The samples were analysed in batches, according to a randomised run order, in both GC-MS and LC-MS. For GC-MS analysis, 0.5 µL derivatised sample was injected in splitless mode by a L-PAL3 autosampler (CTC Analytics AG, Switzerland) into an Agilent 7890B gas chromatograph equipped with a 10 m x 0.18 mm fused silica capillary column with a chemically bonded 0.18 μm Rxi-5 Sil MS stationary phase (Restek Corporation, USA). The injector temperature was 270 ℃, the purge flow rate was 20 mL min− 1 and the purge was turned on after 1 min. The gas flow rate through the column was 1 mL min− 1. The column temperature was held at 70 ℃ for 2 min, then increased by 40 ℃ min− 1 to 320 ℃, and held there for 2 min.

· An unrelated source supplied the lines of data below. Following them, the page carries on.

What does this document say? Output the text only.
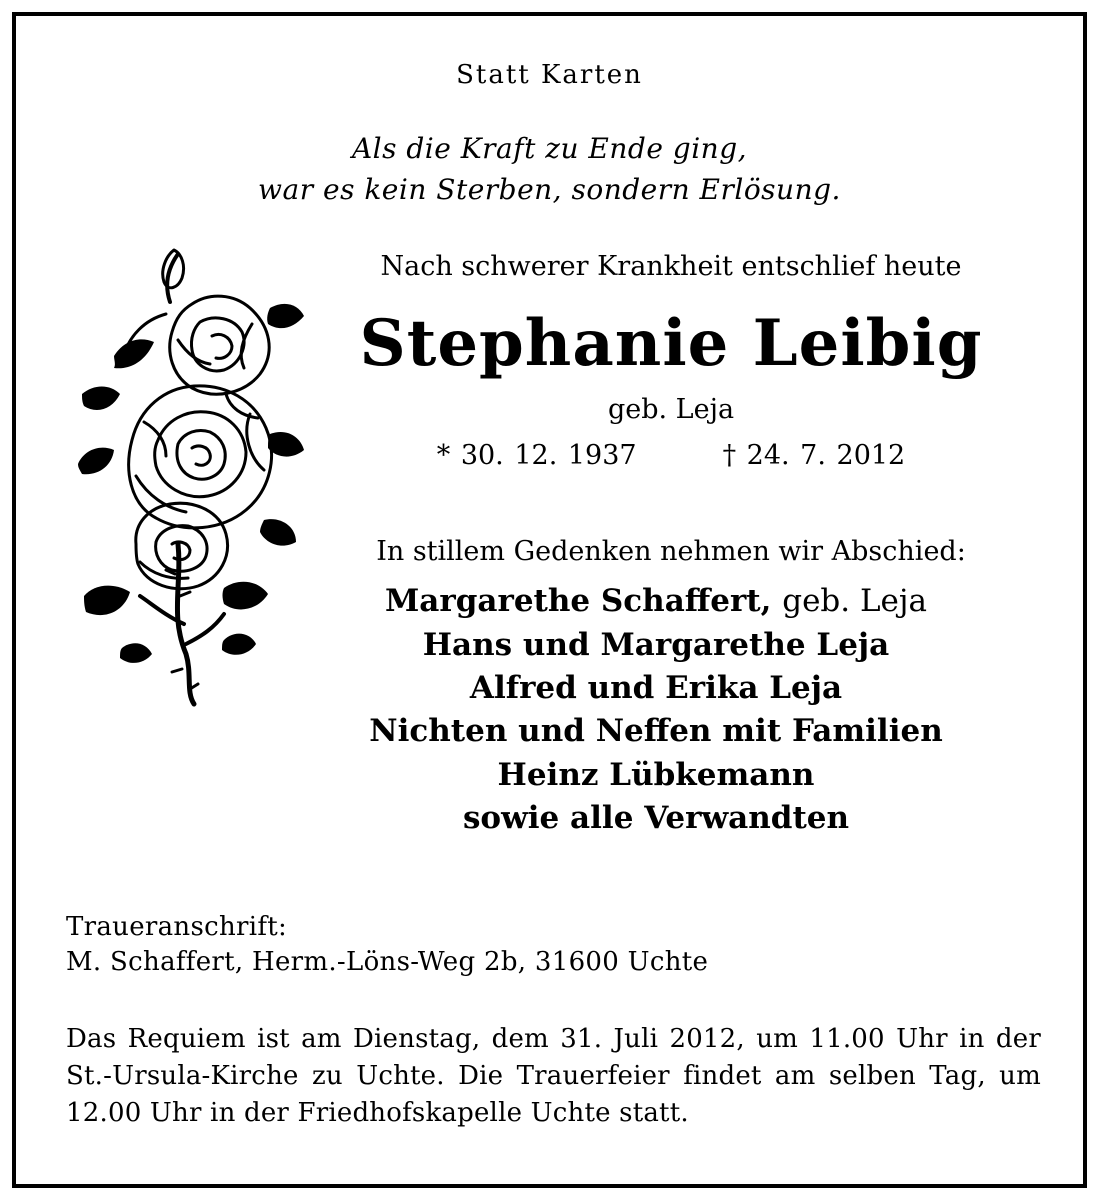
Statt Karten
Als die Kraft zu Ende ging,
war es kein Sterben, sondern Erlösung.
Nach schwerer Krankheit entschlief heute
Stephanie Leibig
geb. Leja
* 30. 12. 1937	† 24. 7. 2012
In stillem Gedenken nehmen wir Abschied:
Margarethe Schaffert, geb. Leja
Hans und Margarethe Leja
Alfred und Erika Leja
Nichten und Neffen mit Familien
Heinz Lübkemann
sowie alle Verwandten
Traueranschrift:
M. Schaffert, Herm.-Löns-Weg 2b, 31600 Uchte
Das Requiem ist am Dienstag, dem 31. Juli 2012, um 11.00 Uhr in der St.-Ursula-Kirche zu Uchte. Die Trauerfeier findet am selben Tag, um 12.00 Uhr in der Friedhofskapelle Uchte statt.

The column effluent was introduced into the ion source of a Pegasus BT gas chromatograph-time-of-flight mass spectrometer (GC-TOFMS) (Leco Corp., St Joseph, MI, USA). The transfer line temperature was 250 °C and the ion source temperature was 200 ℃. Ions were generated by a 70 eV electron beam at an ionisation current of 2.0 mA, and 30 spectra s− 1 were recorded in the mass range m/z 50–800. The acceleration voltage was turned on after a solvent delay of 150 s. The detector voltage was 1800–2300 V.
Before LC-MS analysis, the sample was re-suspended in 10 µL methanol and 10 µL water. Each batch of samples was first analysed in positive mode. After all samples within a batch had been analysed, the instrument was switched to negative mode and a second injection of each sample was performed.
Chromatographic separation was performed on an Agilent 1290 Infinity UHPLC-system (Agilent Technologies, Waldbronn, Germany). Aliquots of 2 µL of each sample were injected onto an Acquity UPLC HSS T3, 2.1 × 50 mm, 1.8 μm C18 column in combination with a 2.1 mm x 5 mm, 1.8 μm VanGuard pre-column (Waters Corporation, Milford, MA, USA) held at 40 ℃. The gradient elution buffers were A (H2O, 0.1% formic acid) and B (75/25 acetonitrile:2-propanol, 0.1% formic acid), and the flow-rate was 0.5 mL min− 1. The compounds were eluted with a linear gradient consisting of 0.1–10% B over 2 min, after which B was increased to 99% over 5 min, held there for 2 min and decreased to 0.1% for 0.3 min. The flow rate was increased to 0.8 mL min− 1 for 0.5 min. These conditions were held for 0.9 min, after which the flow-rate was reduced to 0.5 mL min− 1 for 0.1 min before the next injection.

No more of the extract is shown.